The stress, the loss of sleep, and that big huge pit in my stomach leading up to dropping this news on my soon to be former boss was something that is hard to draw comparison to in my life.  I was a walking zombie for about a week when it clicked in my head that I was doing this.  Most people would wonder why I got so bent over leaving a job.  Especially when I had another lined up.  Becky says it is because I'm a very emotional person.  Which is probably true as I do tend to take a lot of things way too seriously.  However, I think a lot of it comes from the experience of being here.  I started doing this job when the company I now walk away from did not exist.  There was then a core group of us within another small local company working away until the leader spun out to start this place.  We came with and it sped on from there.  This was more than a job for a long time.  In the early early beginning before the doors opened I Cat5 cabled the whole office, helped setup furniture, ordered the servers and desktops, and stood back and soaked up the experience of a company coming together out of nothing.  We ran lean because we had to, which meant there was a lot of learning how to squeeze things out of open source software that we needed and couldn't afford to pay others for.  That meant learning enough about Cisco IOS to be dangerous and figuring out just different an AIX server is from that 486 running linux I had in my apartment.  There were a lot of long days and nights and I hope that when all of us involved look back years from now it was all worth it.

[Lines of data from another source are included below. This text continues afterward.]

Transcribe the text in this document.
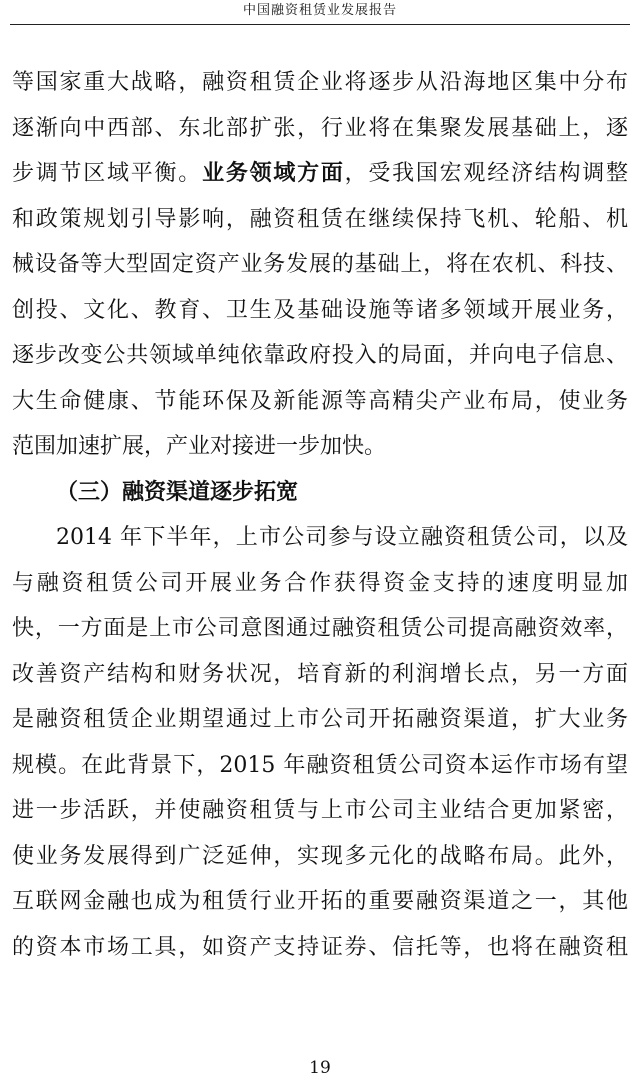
中国融资租赁业发展报告
等国家重大战略，融资租赁企业将逐步从沿海地区集中分布
逐渐向中西部、东北部扩张，行业将在集聚发展基础上，逐
步调节区域平衡。业务领域方面，受我国宏观经济结构调整
和政策规划引导影响，融资租赁在继续保持飞机、轮船、机
械设备等大型固定资产业务发展的基础上，将在农机、科技、
创投、文化、教育、卫生及基础设施等诸多领域开展业务，
逐步改变公共领域单纯依靠政府投入的局面，并向电子信息、
大生命健康、节能环保及新能源等高精尖产业布局，使业务
范围加速扩展，产业对接进一步加快。
（三）融资渠道逐步拓宽
2014 年下半年，上市公司参与设立融资租赁公司，以及
与融资租赁公司开展业务合作获得资金支持的速度明显加
快，一方面是上市公司意图通过融资租赁公司提高融资效率，
改善资产结构和财务状况，培育新的利润增长点，另一方面
是融资租赁企业期望通过上市公司开拓融资渠道，扩大业务
规模。在此背景下，2015 年融资租赁公司资本运作市场有望
进一步活跃，并使融资租赁与上市公司主业结合更加紧密，
使业务发展得到广泛延伸，实现多元化的战略布局。此外，
互联网金融也成为租赁行业开拓的重要融资渠道之一，其他
的资本市场工具，如资产支持证券、信托等，也将在融资租
19
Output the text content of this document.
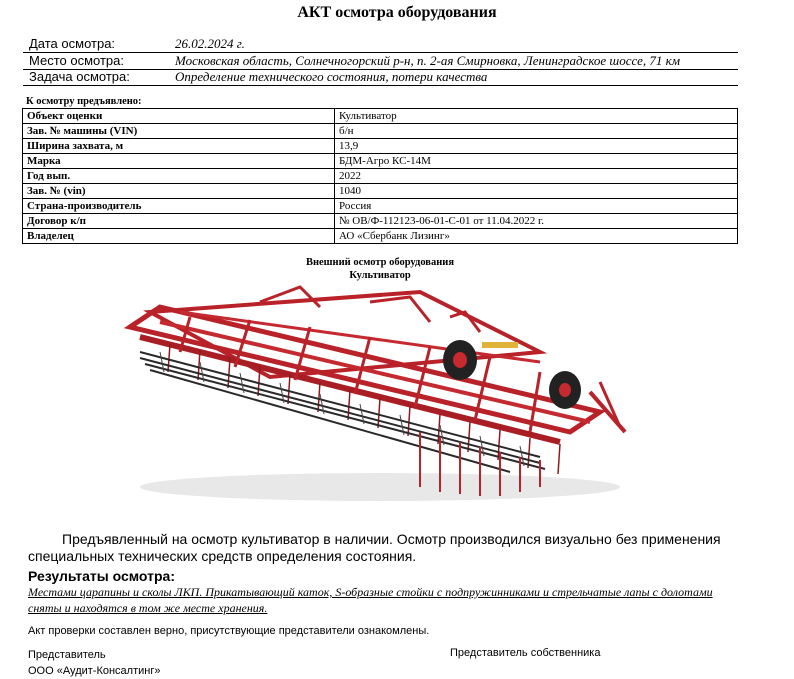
АКТ осмотра оборудования
Дата осмотра:	26.02.2024 г.
Место осмотра:	Московская область, Солнечногорский р-н, п. 2-ая Смирновка, Ленинградское шоссе, 71 км
Задача осмотра:	Определение технического состояния, потери качества
К осмотру предъявлено:
Объект оценки	Культиватор
Зав. № машины (VIN)	б/н
Ширина захвата, м	13,9
Марка	БДМ-Агро КС-14М
Год вып.	2022
Зав. № (vin)	1040
Страна-производитель	Россия
Договор к/п	№ ОВ/Ф-112123-06-01-С-01 от 11.04.2022 г.
Владелец	АО «Сбербанк Лизинг»
Внешний осмотр оборудования
Культиватор
Предъявленный на осмотр культиватор в наличии. Осмотр производился визуально без применения специальных технических средств определения состояния.
Результаты осмотра:
Местами царапины и сколы ЛКП. Прикатывающий каток, S-образные стойки с подпружинниками и стрельчатые лапы с долотами сняты и находятся в том же месте хранения.
Акт проверки составлен верно, присутствующие представители ознакомлены.
Представитель
ООО «Аудит-Консалтинг»
Представитель собственника
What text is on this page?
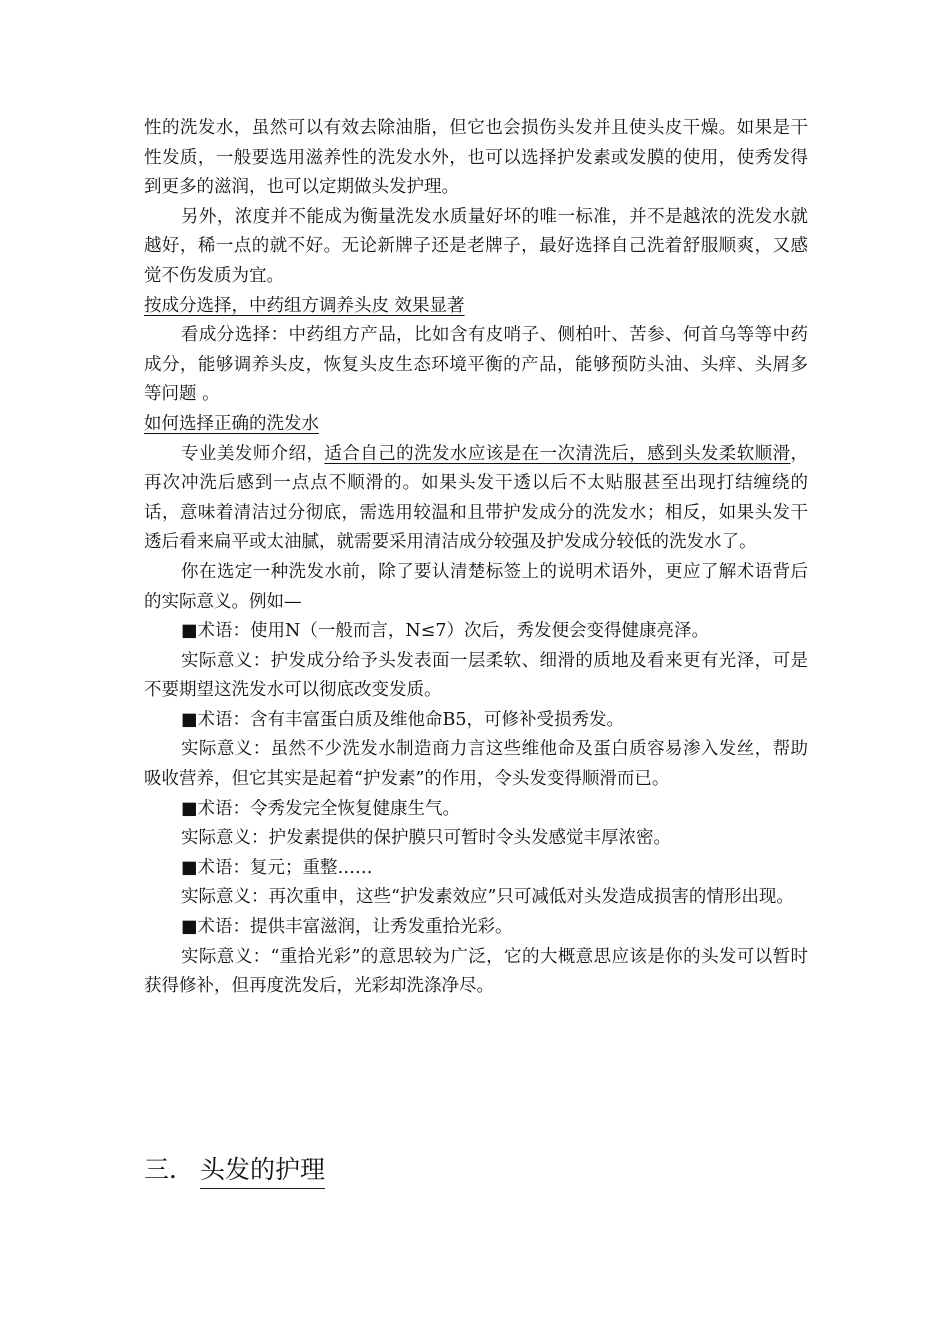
性的洗发水，虽然可以有效去除油脂，但它也会损伤头发并且使头皮干燥。如果是干性发质，一般要选用滋养性的洗发水外，也可以选择护发素或发膜的使用，使秀发得到更多的滋润，也可以定期做头发护理。

另外，浓度并不能成为衡量洗发水质量好坏的唯一标准，并不是越浓的洗发水就越好，稀一点的就不好。无论新牌子还是老牌子，最好选择自己洗着舒服顺爽，又感觉不伤发质为宜。

按成分选择，中药组方调养头皮 效果显著

看成分选择：中药组方产品，比如含有皮哨子、侧柏叶、苦参、何首乌等等中药成分，能够调养头皮，恢复头皮生态环境平衡的产品，能够预防头油、头痒、头屑多等问题 。

如何选择正确的洗发水

专业美发师介绍，适合自己的洗发水应该是在一次清洗后，感到头发柔软顺滑，再次冲洗后感到一点点不顺滑的。如果头发干透以后不太贴服甚至出现打结缠绕的话，意味着清洁过分彻底，需选用较温和且带护发成分的洗发水；相反，如果头发干透后看来扁平或太油腻，就需要采用清洁成分较强及护发成分较低的洗发水了。

你在选定一种洗发水前，除了要认清楚标签上的说明术语外，更应了解术语背后的实际意义。例如—

■术语：使用N（一般而言，N≤7）次后，秀发便会变得健康亮泽。

实际意义：护发成分给予头发表面一层柔软、细滑的质地及看来更有光泽，可是不要期望这洗发水可以彻底改变发质。

■术语：含有丰富蛋白质及维他命B5，可修补受损秀发。

实际意义：虽然不少洗发水制造商力言这些维他命及蛋白质容易渗入发丝，帮助吸收营养，但它其实是起着“护发素”的作用，令头发变得顺滑而已。

■术语：令秀发完全恢复健康生气。

实际意义：护发素提供的保护膜只可暂时令头发感觉丰厚浓密。

■术语：复元；重整……

实际意义：再次重申，这些“护发素效应”只可减低对头发造成损害的情形出现。

■术语：提供丰富滋润，让秀发重拾光彩。

实际意义：“重拾光彩”的意思较为广泛，它的大概意思应该是你的头发可以暂时获得修补，但再度洗发后，光彩却洗涤净尽。

三． 头发的护理
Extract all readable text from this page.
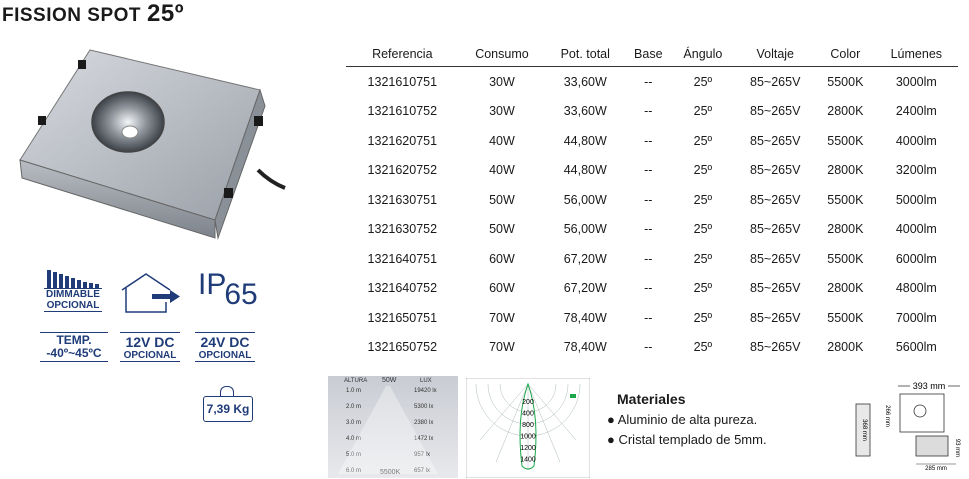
FISSION SPOT 25º
DIMMABLE
OPCIONAL
$IP_{65}$
TEMP.
-40º~45ºC
12V DC
OPCIONAL
24V DC
OPCIONAL
7,39 Kg
Referencia	Consumo	Pot. total	Base	Ángulo	Voltaje	Color	Lúmenes
1321610751	30W	33,60W	--	25º	85~265V	5500K	3000lm
1321610752	30W	33,60W	--	25º	85~265V	2800K	2400lm
1321620751	40W	44,80W	--	25º	85~265V	5500K	4000lm
1321620752	40W	44,80W	--	25º	85~265V	2800K	3200lm
1321630751	50W	56,00W	--	25º	85~265V	5500K	5000lm
1321630752	50W	56,00W	--	25º	85~265V	2800K	4000lm
1321640751	60W	67,20W	--	25º	85~265V	5500K	6000lm
1321640752	60W	67,20W	--	25º	85~265V	2800K	4800lm
1321650751	70W	78,40W	--	25º	85~265V	5500K	7000lm
1321650752	70W	78,40W	--	25º	85~265V	2800K	5600lm
ALTURA 50W	LUX
1.0 m	19420 lx
2.0 m	5300 lx
3.0 m	2380 lx
4.0 m	1472 lx
5.0 m	957 lx
6.0 m	657 lx
5500K
200
400
800
1000
1200
1400
Materiales
● Aluminio de alta pureza.
● Cristal templado de 5mm.
393 mm
266 mm
368 mm
93 mm
285 mm
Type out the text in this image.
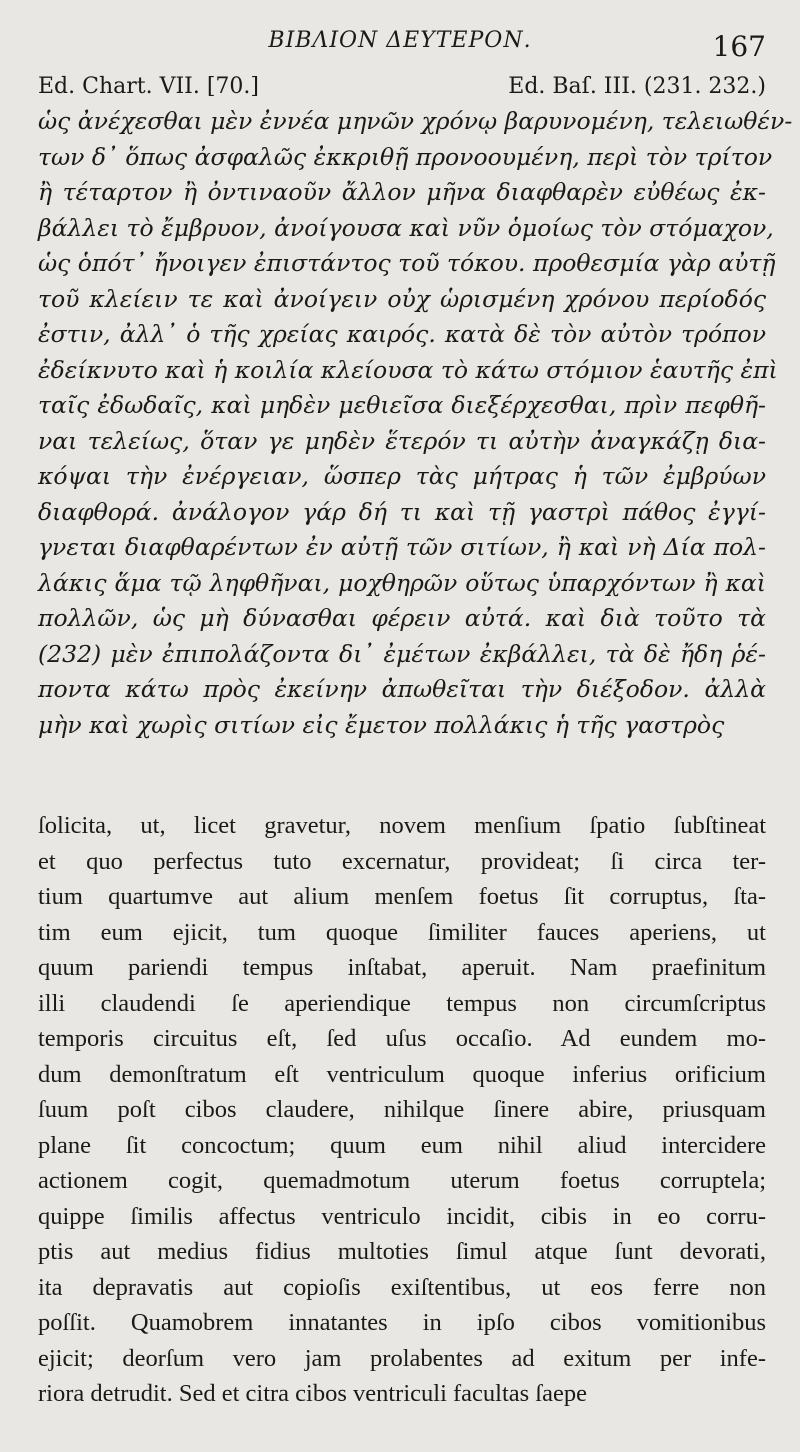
ΒΙΒΛΙΟΝ ΔΕΥΤΕΡΟΝ.	167
Ed. Chart. VII. [70.]	Ed. Baſ. III. (231. 232.)
ὡς ἀνέχεσθαι μὲν ἐννέα μηνῶν χρόνῳ βαρυνομένη, τελειωθέν-
των δ᾽ ὅπως ἀσφαλῶς ἐκκριθῇ προνοουμένη, περὶ τὸν τρίτον
ἢ τέταρτον ἢ ὀντιναοῦν ἄλλον μῆνα διαφθαρὲν εὐθέως ἐκ-
βάλλει τὸ ἔμβρυον, ἀνοίγουσα καὶ νῦν ὁμοίως τὸν στόμαχον,
ὡς ὁπότ᾽ ἤνοιγεν ἐπιστάντος τοῦ τόκου. προθεσμία γὰρ αὐτῇ
τοῦ κλείειν τε καὶ ἀνοίγειν οὐχ ὡρισμένη χρόνου περίοδός
ἐστιν, ἀλλ᾽ ὁ τῆς χρείας καιρός. κατὰ δὲ τὸν αὐτὸν τρόπον
ἐδείκνυτο καὶ ἡ κοιλία κλείουσα τὸ κάτω στόμιον ἑαυτῆς ἐπὶ
ταῖς ἐδωδαῖς, καὶ μηδὲν μεθιεῖσα διεξέρχεσθαι, πρὶν πεφθῆ-
ναι τελείως, ὅταν γε μηδὲν ἕτερόν τι αὐτὴν ἀναγκάζῃ δια-
κόψαι τὴν ἐνέργειαν, ὥσπερ τὰς μήτρας ἡ τῶν ἐμβρύων
διαφθορά. ἀνάλογον γάρ δή τι καὶ τῇ γαστρὶ πάθος ἐγγί-
γνεται διαφθαρέντων ἐν αὐτῇ τῶν σιτίων, ἢ καὶ νὴ Δία πολ-
λάκις ἅμα τῷ ληφθῆναι, μοχθηρῶν οὕτως ὑπαρχόντων ἢ καὶ
πολλῶν, ὡς μὴ δύνασθαι φέρειν αὐτά. καὶ διὰ τοῦτο τὰ
(232) μὲν ἐπιπολάζοντα δι᾽ ἐμέτων ἐκβάλλει, τὰ δὲ ἤδη ῥέ-
ποντα κάτω πρὸς ἐκείνην ἀπωθεῖται τὴν διέξοδον. ἀλλὰ
μὴν καὶ χωρὶς σιτίων εἰς ἔμετον πολλάκις ἡ τῆς γαστρὸς
ſolicita, ut, licet gravetur, novem menſium ſpatio ſubſtineat
et quo perfectus tuto excernatur, provideat; ſi circa ter-
tium quartumve aut alium menſem foetus ſit corruptus, ſta-
tim eum ejicit, tum quoque ſimiliter fauces aperiens, ut
quum pariendi tempus inſtabat, aperuit. Nam praefinitum
illi claudendi ſe aperiendique tempus non circumſcriptus
temporis circuitus eſt, ſed uſus occaſio. Ad eundem mo-
dum demonſtratum eſt ventriculum quoque inferius orificium
ſuum poſt cibos claudere, nihilque ſinere abire, priusquam
plane ſit concoctum; quum eum nihil aliud intercidere
actionem cogit, quemadmotum uterum foetus corruptela;
quippe ſimilis affectus ventriculo incidit, cibis in eo corru-
ptis aut medius fidius multoties ſimul atque ſunt devorati,
ita depravatis aut copioſis exiſtentibus, ut eos ferre non
poſſit. Quamobrem innatantes in ipſo cibos vomitionibus
ejicit; deorſum vero jam prolabentes ad exitum per infe-
riora detrudit. Sed et citra cibos ventriculi facultas ſaepe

In the end I think it was the decision to step away now was the right one for all involved.  Not just for me, but also for the company as it heads into new directions.  The place simply outgrew me.  I'm cocky enough to say that on a technical level there isn't a problem here I cannot solve still.  However, the management required to keep in check a department and a company growing at this pace is something I was ill prepared for.  For a while I tried to give it a go, but continuously found myself drawn back to the nuts of bolts of using code to push bytes around in a way that makes things sing.  And in my opinion, if you aren't ready to give up the nerdy stuff between the hours of 8 and 5 you aren't ready to make the leap from coder to manager.  I wasn't ready.  And I've even been reading rands for year and bought his book

So now I continue my adventure I guess by heading over to Lucentglow as a programmer or whatever.  Whatever it is it will be nerdy and right up my alley.